Food Costs is your gross sales divided by all food purchases. Due to theft, we learned early on always to watch our food costs. The first thirteen years of being opened we were barely making ends meet and struggling to stay open.

Then one day it happened. Another business owner came in for a pizza and noticed our manager didn’t ring in the cash but put it in our till. This meant our manager was taking orders, taking cash for the orders but not ringing it into our system. At the end of the day he would take all the extra cash and put it in his pocket. Not only that but he was doing all our delivery drivers paperwork and stealing from them as well. We were devastated. This manager was practically a member of our family. He met his wife working for us and had stayed with us in our home during a severe snow storm for a week.

He didn’t even spend any of the money on his wife or four kids; he spent it all gambling at the casino. We ended up catching him stealing over $25,000 from us in 5 years. He had worked for us for 13 years so who knows how much money he really stole from us. And do you think we got paid back? Not even close. It still makes me angry to this day, 21 years later!

So, you better believe we started doing monthly inventories. You can always cross check how much food you have sold by how much product you have on hand combined with all the invoices for the month. Spoilage sheets are important as well.
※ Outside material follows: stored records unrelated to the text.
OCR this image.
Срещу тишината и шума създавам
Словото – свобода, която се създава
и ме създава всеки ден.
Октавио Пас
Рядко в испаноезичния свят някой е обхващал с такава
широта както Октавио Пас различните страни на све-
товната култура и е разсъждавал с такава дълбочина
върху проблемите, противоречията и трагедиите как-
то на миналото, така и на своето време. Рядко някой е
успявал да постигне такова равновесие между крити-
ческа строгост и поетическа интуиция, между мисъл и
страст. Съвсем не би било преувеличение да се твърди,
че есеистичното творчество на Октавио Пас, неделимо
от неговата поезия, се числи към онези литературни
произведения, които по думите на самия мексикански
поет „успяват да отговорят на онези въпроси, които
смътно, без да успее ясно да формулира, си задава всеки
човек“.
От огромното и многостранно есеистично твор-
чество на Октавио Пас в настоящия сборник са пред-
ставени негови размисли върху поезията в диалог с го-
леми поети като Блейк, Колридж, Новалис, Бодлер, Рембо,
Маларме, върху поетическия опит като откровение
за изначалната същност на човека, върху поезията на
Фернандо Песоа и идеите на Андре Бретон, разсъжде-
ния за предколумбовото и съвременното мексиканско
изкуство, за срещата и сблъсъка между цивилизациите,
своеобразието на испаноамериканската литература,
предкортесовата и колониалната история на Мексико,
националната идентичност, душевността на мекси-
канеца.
It helps you to find out if you are over ordering or if your distributors are selling you lousy product, which believe me does happen a lot! Plus always check in your orders. People make mistakes all the time! It could be your manager making the order, the salesman not inputting the order correctly, it could be a miss-pick at the warehouse, or it could be spoiled product or damaged on delivery. If you’re not checking in your orders, you’ll never know if you’re having any of these very costly mistakes.
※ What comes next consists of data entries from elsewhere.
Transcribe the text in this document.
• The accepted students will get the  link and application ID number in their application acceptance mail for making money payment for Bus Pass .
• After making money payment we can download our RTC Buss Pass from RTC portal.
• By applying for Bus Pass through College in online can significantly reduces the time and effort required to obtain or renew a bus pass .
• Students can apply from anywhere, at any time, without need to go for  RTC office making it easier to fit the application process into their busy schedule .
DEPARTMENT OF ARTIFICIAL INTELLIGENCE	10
Without a good grasp on your food costs you can’t price your menu correctly. Too high and you’ll alienate your customers. More importantly too low and you won’t make any profit. I had a restaurant concept that I wanted to be affordable to bring in families, so I priced myself on the lower end. People loved my restaurant, but it couldn’t sustain itself in the slow winters. It was sad because people really loved the concept but because I didn’t charge enough. It became a burden. Luckily I sold that location before times got too rough.
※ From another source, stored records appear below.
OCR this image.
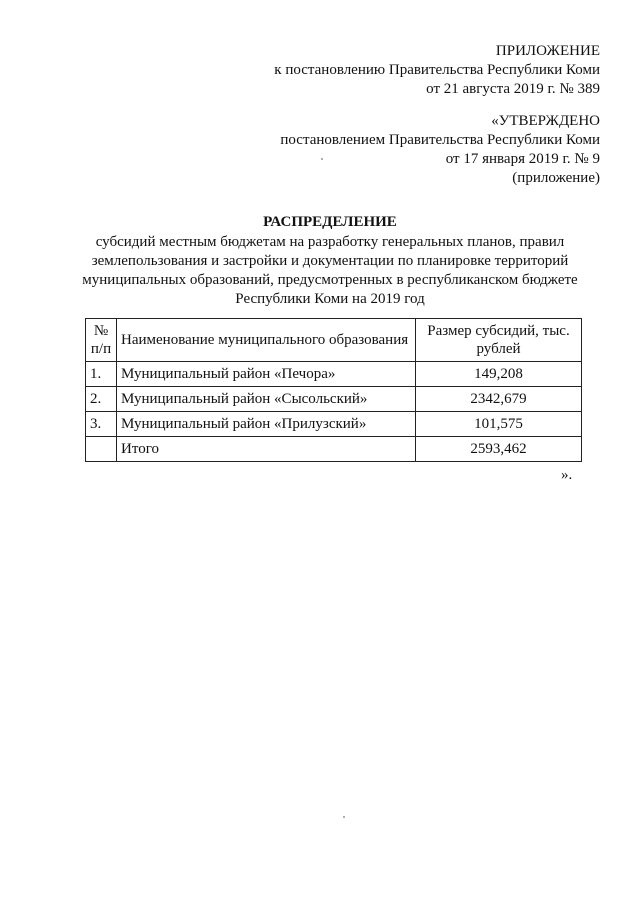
ПРИЛОЖЕНИЕ
к постановлению Правительства Республики Коми
от 21 августа 2019 г. № 389
«УТВЕРЖДЕНО
постановлением Правительства Республики Коми
от 17 января 2019 г. № 9
(приложение)
РАСПРЕДЕЛЕНИЕ
субсидий местным бюджетам на разработку генеральных планов, правил землепользования и застройки и документации по планировке территорий муниципальных образований, предусмотренных в республиканском бюджете Республики Коми на 2019 год
№ п/п	Наименование муниципального образования	Размер субсидий, тыс. рублей
1.	Муниципальный район «Печора»	149,208
2.	Муниципальный район «Сысольский»	2342,679
3.	Муниципальный район «Прилузский»	101,575
	Итого	2593,462
».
Food cost averages are also decided by how much food you make on sight. The more you make and produce the lower your costs are. We make our dough, shred our cheese, cut our produce, make our own sauces and dressings and have a food cost that always hovers between 18-20 percent. This is a drastically lower food cost then places who don’t (which can be upwards of 30-40%.) Plus, house-made product is always 100 times better than anything you can buy. You can’t buy passion, but you can make it! To be fair, I spend a decent amount of labor making all that product, so our little higher labor cost is offset by our extremely low food cost.

Restaurants are a number and people game. If you don’t keep your prime costs in check, you’ll never be able to really stay open and take care of the people.